Kelly also argues that Medicaid expansion would create new jobs in the state’s health care industry.
Samuelson said hiring new doctors, nurses, administrative staff and other workers can have a ripple effect on the rest of the economy.
“That nurse is going to also shop at the grocery store, and get gas, and utilize the bank, and have a home, and all these other things that stimulate other jobs in the economy,” she said. “Maybe they’ll have kids in school and there’s another teacher.”
Orman also supports expanding Medicaid for economic reasons.
The independent candidate told the Kansas News Service he wants to encourage recipients to work by ensuring they’ll still get Medicaid at higher income levels.
“We send a terrible message to people in Kansas who are working and not making a lot of money, which is, ‘If you get sick, quit your job,’” he said. “Ultimately, we need to be building pathways to allow people to improve their lives, not creating these very perverse incentives.”
A platform paper published on Orman’s campaign website argues that expanded Medicaid could attract workers from out of state.
“Someone making $13 per hour in a family of three in Colorado gets healthcare coverage as part of their decision to work in Colorado,” Orman’s paper reads. “That same person in Kansas gets no health care coverage unless an employer provides it. Given the shortage of workers in Kansas, this puts us at a significant disadvantage.”
Holman said more medical coverage could also attract employers to the state, and not just in the health care industry.
“Employers want to be in communities where there is a hospital and where there is care that would be available to their employees,” she said.
Orman’s platform describes a way to pay for the state’s share of the cost of expansion. The federal government has promised to pay 93 percent of expansion costs in 2019, and will pay 90 percent of costs in 2020 and beyond.
Orman proposes covering the remaining 10 percent through taxes on the health care industry, which he expects will bring in larger profits due to expansion.
Kobach joins his Republican colleagues in opposing Medicaid expansion, calling the policy too expensive and unrealistic.
His campaign website does not have a section for health policy, but Kobach has mentioned his opposition to the Affordable Care Act in numerous speeches. He’s promised to ask President Trump for waivers to exempt Kansas from Obamacare requirements.
“The better approach is to do something smart, and look at whether we can spend that money effectively,” Kobach said at a debate at the Kansas State Fair in September.
Kobach says he wants to integrate KanCare with a payment system called direct primary care, sometimes called “concierge medicine.”
Direct primary care patients pay a monthly or yearly fee for unlimited primary care visits and reduced prices on medications and lab testing.
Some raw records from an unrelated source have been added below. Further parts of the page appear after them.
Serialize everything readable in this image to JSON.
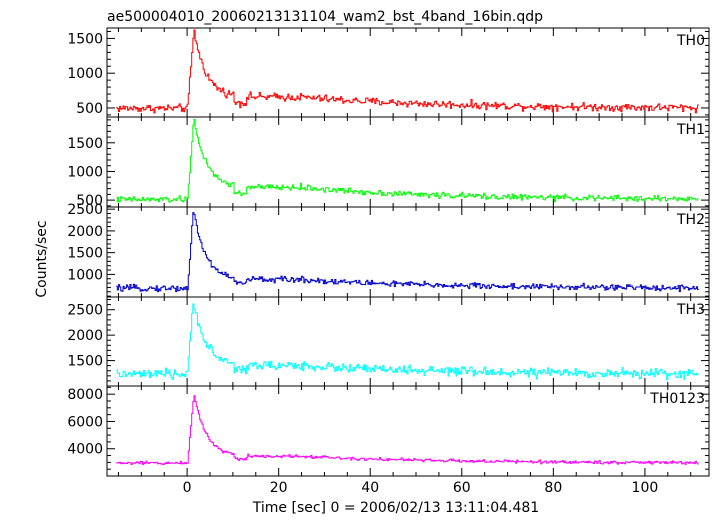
{
  "title": "ae500004010_20060213131104_wam2_bst_4band_16bin.qdp",
  "xlabel": "Time [sec] 0 = 2006/02/13 13:11:04.481",
  "ylabel": "Counts/sec",
  "chart_data": {
    "type": "line",
    "shared_x": {
      "xlim": [
        -17.5,
        114
      ],
      "ticks": [
        0,
        20,
        40,
        60,
        80,
        100
      ],
      "tick_labels": [
        "0",
        "20",
        "40",
        "60",
        "80",
        "100"
      ],
      "minor_step": 5
    },
    "grid": false,
    "panels": [
      {
        "name": "TH0",
        "color": "#ff0000",
        "ylim": [
          370,
          1650
        ],
        "yticks": [
          500,
          1000,
          1500
        ],
        "ytick_labels": [
          "500",
          "1000",
          "1500"
        ],
        "minor_step": 100,
        "x_range": [
          -15.5,
          111.5
        ],
        "baseline": 495,
        "noise": 28,
        "peak": 1620,
        "spike_start": 0.0,
        "peak_time": 1.4,
        "plateau_level": 655,
        "plateau_start": 8,
        "plateau_end": 25,
        "series": [
          {
            "x": -15.0,
            "y": 495
          },
          {
            "x": 0.0,
            "y": 500
          },
          {
            "x": 1.5,
            "y": 1620
          },
          {
            "x": 3.0,
            "y": 1200
          },
          {
            "x": 5.0,
            "y": 950
          },
          {
            "x": 8.0,
            "y": 700
          },
          {
            "x": 15.0,
            "y": 660
          },
          {
            "x": 25.0,
            "y": 640
          },
          {
            "x": 40.0,
            "y": 580
          },
          {
            "x": 60.0,
            "y": 540
          },
          {
            "x": 80.0,
            "y": 520
          },
          {
            "x": 111.0,
            "y": 500
          }
        ]
      },
      {
        "name": "TH1",
        "color": "#00ff00",
        "ylim": [
          380,
          1950
        ],
        "yticks": [
          500,
          1000,
          1500
        ],
        "ytick_labels": [
          "500",
          "1000",
          "1500"
        ],
        "minor_step": 100,
        "x_range": [
          -15.5,
          111.5
        ],
        "baseline": 510,
        "noise": 26,
        "peak": 1930,
        "spike_start": 0.0,
        "peak_time": 1.4,
        "plateau_level": 720,
        "plateau_start": 8,
        "plateau_end": 25,
        "series": [
          {
            "x": -15.0,
            "y": 500
          },
          {
            "x": 0.0,
            "y": 520
          },
          {
            "x": 1.5,
            "y": 1930
          },
          {
            "x": 3.0,
            "y": 1450
          },
          {
            "x": 5.0,
            "y": 1100
          },
          {
            "x": 8.0,
            "y": 780
          },
          {
            "x": 15.0,
            "y": 730
          },
          {
            "x": 25.0,
            "y": 650
          },
          {
            "x": 40.0,
            "y": 560
          },
          {
            "x": 60.0,
            "y": 530
          },
          {
            "x": 80.0,
            "y": 510
          },
          {
            "x": 111.0,
            "y": 500
          }
        ]
      },
      {
        "name": "TH2",
        "color": "#0000cc",
        "ylim": [
          480,
          2550
        ],
        "yticks": [
          1000,
          1500,
          2000,
          2500
        ],
        "ytick_labels": [
          "1000",
          "1500",
          "2000",
          "2500"
        ],
        "minor_step": 100,
        "x_range": [
          -15.5,
          111.5
        ],
        "baseline": 680,
        "noise": 35,
        "peak": 2480,
        "spike_start": 0.0,
        "peak_time": 1.3,
        "plateau_level": 880,
        "plateau_start": 8,
        "plateau_end": 25,
        "series": [
          {
            "x": -15.0,
            "y": 660
          },
          {
            "x": 0.0,
            "y": 720
          },
          {
            "x": 1.5,
            "y": 2480
          },
          {
            "x": 3.0,
            "y": 1700
          },
          {
            "x": 5.0,
            "y": 1250
          },
          {
            "x": 8.0,
            "y": 950
          },
          {
            "x": 15.0,
            "y": 900
          },
          {
            "x": 25.0,
            "y": 820
          },
          {
            "x": 40.0,
            "y": 760
          },
          {
            "x": 60.0,
            "y": 720
          },
          {
            "x": 80.0,
            "y": 700
          },
          {
            "x": 111.0,
            "y": 690
          }
        ]
      },
      {
        "name": "TH3",
        "color": "#00ffff",
        "ylim": [
          1000,
          2750
        ],
        "yticks": [
          1500,
          2000,
          2500
        ],
        "ytick_labels": [
          "1500",
          "2000",
          "2500"
        ],
        "minor_step": 100,
        "x_range": [
          -15.5,
          111.5
        ],
        "baseline": 1230,
        "noise": 45,
        "peak": 2700,
        "spike_start": 0.0,
        "peak_time": 1.3,
        "plateau_level": 1400,
        "plateau_start": 8,
        "plateau_end": 25,
        "series": [
          {
            "x": -15.0,
            "y": 1200
          },
          {
            "x": 0.0,
            "y": 1250
          },
          {
            "x": 1.5,
            "y": 2700
          },
          {
            "x": 3.0,
            "y": 1850
          },
          {
            "x": 5.0,
            "y": 1650
          },
          {
            "x": 8.0,
            "y": 1450
          },
          {
            "x": 15.0,
            "y": 1400
          },
          {
            "x": 25.0,
            "y": 1330
          },
          {
            "x": 40.0,
            "y": 1300
          },
          {
            "x": 60.0,
            "y": 1260
          },
          {
            "x": 80.0,
            "y": 1250
          },
          {
            "x": 111.0,
            "y": 1230
          }
        ]
      },
      {
        "name": "TH0123",
        "color": "#ff00ff",
        "ylim": [
          2000,
          8600
        ],
        "yticks": [
          4000,
          6000,
          8000
        ],
        "ytick_labels": [
          "4000",
          "6000",
          "8000"
        ],
        "minor_step": 500,
        "x_range": [
          -15.5,
          111.5
        ],
        "baseline": 2950,
        "noise": 60,
        "peak": 8100,
        "spike_start": 0.0,
        "peak_time": 1.4,
        "plateau_level": 3450,
        "plateau_start": 8,
        "plateau_end": 25,
        "series": [
          {
            "x": -15.0,
            "y": 2900
          },
          {
            "x": 0.0,
            "y": 3000
          },
          {
            "x": 1.5,
            "y": 8100
          },
          {
            "x": 3.0,
            "y": 5800
          },
          {
            "x": 5.0,
            "y": 4400
          },
          {
            "x": 8.0,
            "y": 3700
          },
          {
            "x": 15.0,
            "y": 3500
          },
          {
            "x": 25.0,
            "y": 3250
          },
          {
            "x": 40.0,
            "y": 3100
          },
          {
            "x": 60.0,
            "y": 3000
          },
          {
            "x": 80.0,
            "y": 2980
          },
          {
            "x": 111.0,
            "y": 2950
          }
        ]
      }
    ]
  }
}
Orman also supports the idea of allowing KanCare recipients to choose the option of direct primary care.
Kobach, however, has not addressed how KanCare would cover needs like nursing home payments and home care, which comprised 39 percent of KanCare expenditures in 2016. Direct primary care doesn’t cover emergencies, hospitalizations or specialized care, which don’t fall under the umbrella of “primary care.”
The Kobach campaign has not responded to repeated requests for further information on the plan, although Kobach told the Kansas News Service that he plans on testing the idea with a pilot program in one county or region before expanding it statewide.
“I anticipate it would create a significant amount of savings and it would be very favorably received by the KanCare patients who use it,” Kobach said. “Where direct primary care has been used in the private sector, the doctors love it and patients love it.”